Tuesday, June 1, 2010

They speak with forked tongues

It is always interesting to watch the small-government politicians and their small-government-no-taxes constituents scream for “guvmint” to provide money and clean up whatever catastrophe has recently happened. Many are now screaming for the Obama administration, including the military, to push BP aside and put a stop to the oil spill themselves (as if government has the expertise and the equipment to do so). Just a few months ago they were protesting “guvmint’s” interference in their lives as in “cut my taxes”, or “no taxes”, or “you shouldn’t make me buy health insurance” or “get off my back.”

Now they want mother government to take care of them – and for President Obama to go down there the moment the catastrophe happened to hold their hands and soothe their pain. It is interesting how the gulf-state conservatives' suddenly found respect for the powers and money of the federal government due to a catastrophe in their own backyard.

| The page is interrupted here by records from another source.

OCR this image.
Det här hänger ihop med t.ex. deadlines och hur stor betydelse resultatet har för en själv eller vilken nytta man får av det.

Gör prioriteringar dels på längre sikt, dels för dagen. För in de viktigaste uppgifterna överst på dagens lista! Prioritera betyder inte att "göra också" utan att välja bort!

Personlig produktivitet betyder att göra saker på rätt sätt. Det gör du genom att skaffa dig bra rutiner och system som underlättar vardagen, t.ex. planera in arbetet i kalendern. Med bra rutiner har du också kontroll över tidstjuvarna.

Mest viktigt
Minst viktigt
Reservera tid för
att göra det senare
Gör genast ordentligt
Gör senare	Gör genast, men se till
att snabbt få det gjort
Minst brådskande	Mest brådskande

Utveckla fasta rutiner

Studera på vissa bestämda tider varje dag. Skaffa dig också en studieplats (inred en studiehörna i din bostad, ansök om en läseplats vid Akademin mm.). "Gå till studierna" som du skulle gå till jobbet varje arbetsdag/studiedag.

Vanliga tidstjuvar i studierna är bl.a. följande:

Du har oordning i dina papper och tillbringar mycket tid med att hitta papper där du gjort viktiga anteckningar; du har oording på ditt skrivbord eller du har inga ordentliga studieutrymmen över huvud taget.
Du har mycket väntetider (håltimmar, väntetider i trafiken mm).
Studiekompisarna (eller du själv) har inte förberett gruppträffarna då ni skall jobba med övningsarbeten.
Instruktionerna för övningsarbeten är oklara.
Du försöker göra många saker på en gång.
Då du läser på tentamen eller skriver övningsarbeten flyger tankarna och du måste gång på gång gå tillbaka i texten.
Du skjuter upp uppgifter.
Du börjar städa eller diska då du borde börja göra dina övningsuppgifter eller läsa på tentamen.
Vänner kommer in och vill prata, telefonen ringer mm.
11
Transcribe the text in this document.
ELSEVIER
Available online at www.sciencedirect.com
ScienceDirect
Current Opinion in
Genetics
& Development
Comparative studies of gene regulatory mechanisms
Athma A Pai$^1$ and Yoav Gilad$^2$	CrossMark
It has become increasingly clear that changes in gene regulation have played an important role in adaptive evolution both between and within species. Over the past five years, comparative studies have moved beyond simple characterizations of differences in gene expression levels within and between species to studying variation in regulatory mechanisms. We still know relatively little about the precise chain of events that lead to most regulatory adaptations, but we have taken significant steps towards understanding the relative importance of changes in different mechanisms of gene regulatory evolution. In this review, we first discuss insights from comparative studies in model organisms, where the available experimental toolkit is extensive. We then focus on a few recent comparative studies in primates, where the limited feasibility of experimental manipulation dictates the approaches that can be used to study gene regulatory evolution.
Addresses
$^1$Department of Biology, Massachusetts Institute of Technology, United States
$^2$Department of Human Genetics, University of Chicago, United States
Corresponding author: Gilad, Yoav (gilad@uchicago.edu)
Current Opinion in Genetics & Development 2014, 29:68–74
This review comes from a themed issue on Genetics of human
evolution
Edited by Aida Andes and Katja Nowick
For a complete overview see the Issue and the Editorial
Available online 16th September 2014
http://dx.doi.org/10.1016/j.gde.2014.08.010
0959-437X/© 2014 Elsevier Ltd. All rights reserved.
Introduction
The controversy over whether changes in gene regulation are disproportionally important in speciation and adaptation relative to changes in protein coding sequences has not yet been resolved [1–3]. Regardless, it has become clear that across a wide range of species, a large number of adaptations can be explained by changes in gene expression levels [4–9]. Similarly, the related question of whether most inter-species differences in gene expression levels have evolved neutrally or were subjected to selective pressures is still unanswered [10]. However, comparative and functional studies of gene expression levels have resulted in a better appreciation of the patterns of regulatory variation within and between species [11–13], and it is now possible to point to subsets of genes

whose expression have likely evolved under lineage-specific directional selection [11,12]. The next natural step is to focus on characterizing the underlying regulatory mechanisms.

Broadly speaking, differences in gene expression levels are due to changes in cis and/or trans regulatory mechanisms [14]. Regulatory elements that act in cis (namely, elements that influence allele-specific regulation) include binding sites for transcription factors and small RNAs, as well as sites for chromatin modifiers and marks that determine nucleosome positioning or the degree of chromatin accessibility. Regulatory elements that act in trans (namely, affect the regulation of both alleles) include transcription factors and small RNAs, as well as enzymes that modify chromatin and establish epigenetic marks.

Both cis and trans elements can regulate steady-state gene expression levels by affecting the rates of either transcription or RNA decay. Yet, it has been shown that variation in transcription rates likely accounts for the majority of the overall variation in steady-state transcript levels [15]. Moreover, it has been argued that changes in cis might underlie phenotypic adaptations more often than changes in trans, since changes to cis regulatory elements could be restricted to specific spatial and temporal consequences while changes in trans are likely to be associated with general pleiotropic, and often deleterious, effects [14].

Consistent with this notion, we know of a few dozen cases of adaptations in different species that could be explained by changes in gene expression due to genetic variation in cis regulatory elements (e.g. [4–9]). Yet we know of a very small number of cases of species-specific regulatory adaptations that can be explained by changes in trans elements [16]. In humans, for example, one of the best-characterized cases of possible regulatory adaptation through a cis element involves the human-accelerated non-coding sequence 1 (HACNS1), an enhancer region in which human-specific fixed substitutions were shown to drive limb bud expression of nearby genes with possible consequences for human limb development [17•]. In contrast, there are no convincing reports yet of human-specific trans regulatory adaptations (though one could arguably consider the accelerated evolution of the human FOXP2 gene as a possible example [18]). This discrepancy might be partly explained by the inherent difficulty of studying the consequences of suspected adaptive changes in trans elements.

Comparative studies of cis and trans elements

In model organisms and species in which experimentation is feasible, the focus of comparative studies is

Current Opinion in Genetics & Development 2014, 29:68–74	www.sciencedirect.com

Case in point: Senator David Vitter (R-LA), a hardened foe of big government, posted an item on his campaign Web site about the huge oil spill in the Gulf of Mexico. "I strongly believe BP is spread too thin," he wrote. He thinks it would be a better arrangement if federal and state officials would do the dirty work of protecting and cleaning up the coast instead of BP.

Then came word from the Pentagon that Alabama, Florida and Mississippi – governed by conservatives who believe in low taxes and limited government even to the point of not providing for good schools, roads, bridges, etc – want the federal government to mobilize more National Guard troops to aid in the cleanup (at taxpayer expense, of course). That followed an earlier request by the Republican governor of Louisiana, Bobby Jindal, another limited government believer, who issued a statement saying he had called the Obama administration "to outline the state's needs" and to ask "for additional resources. These resources are critical."

“BP is the responsible party, but we need the federal government to make sure they are held accountable and that they are indeed responsible. Our way of life depends on it,” said Governor Jindal, a constant critic of big government. He is blasting the White House for not doing enough to stem the oil flow in the Gulf! This is the same guy who decried the government doing volcano monitoring. It seems obvious that what is really going on here is political calculation. Jindal’s ambitions have always extended beyond the bayou: He was not shy about blasting Obama’s stimulus package as “irresponsible” while accepting a large amount of the money. He also positioned himself as a responsible Republican voice on healthcare — dismissing the House plan as “radical,” but urging Republicans not to abandon the process.

Alabama, Florida, and Mississippi also have asked for more federal help. Senators Richard Shelby and Jeff Sessions of Alabama and George LeMieux of Florida, flew over the gulf with small-government Republican Rep. Jeff Miller (FL). Sessions, probably the Senate's most ardent supporter of tort reform, extolled the virtues of litigation against BP.

"They're not limited in liability on damage, so if you have suffered damages, they are the responsible party," said Sessions, sounding very much like the trial lawyers he usually maligns. "We're here to send the message that we're going to do everything we can from a federal level to mitigate this to protect the people and make sure when people are damaged that they are made whole."

"They're not too big to fail," Sessions said. "If they can't pay and they've given it everything they've got, then they should cease to exist." If you believe that the federal government will not be on the hook for a major part of the costs, perhaps you would like to buy a leaky oil well in the Gulf of Mexico.

Congressman Thad Cochran of Mississippi, a far-right leaning Republican, says he is making sure “the federal government is doing all it can.” Another limited-government conservative, Senator Roger Wicker, also of Mississippi, says he will “make sure the federal government is poised to assist in every way necessary.” All these limited-government guys expressed their belief that British Petroleum (BP) would cover all the costs of the cleanup – apparently unaware that the Congress put a limit on oil company liability years ago.

"We're going to have the oil industry folks, the BP folks, in front of us on the Commerce Committee," Florida's LeMieux vowed in the news conference. "We're going to talk about these drilling issues." Oh, but not before the taxpayer sends some more big-government money down to the small-government believers of the Gulf coast area.

These conservatives speak with forked tongues. They tell their constituents how government should only exist for defense and should not provide for the welfare of the people and then turn around and ask the federal government to spend taxpayer’s money to clean op the oil mess. Yet, their regions already get about 30% more money from Washington than they send to Washington – receiving much more than their counterparts in Democratic states.

An analysis of data from the nonpartisan Tax Foundation by Washington Post database specialist Dan Keating found that people in states that voted Republican were by far the biggest beneficiaries of federal spending. In states that voted strongly Republican, people received an average of $1.50 back from the federal government for every dollar they paid in federal taxes. In moderately Republican states, the amount was $1.19. In moderately Democratic states, people received on average of 99 cents in federal funds for each dollar they paid in taxes. In strongly Democratic states, people got back just 86 cents on the tax dollar.

Personally, I think we need big government, not just for defense, but to provide a safety net for all the people – and to be there when disasters happen. Although it is likely a temporary attitude, this ecological catastrophe has Gulf coast conservatives’ crying out for the aid and purse of the federal government – a timely reminder for all that government is necessary. As conservatives in Washington complain about excessive federal spending, the ones who would suffer the most from spending cuts are their own constituents.

Oh yes, they have forked tongues, indeed.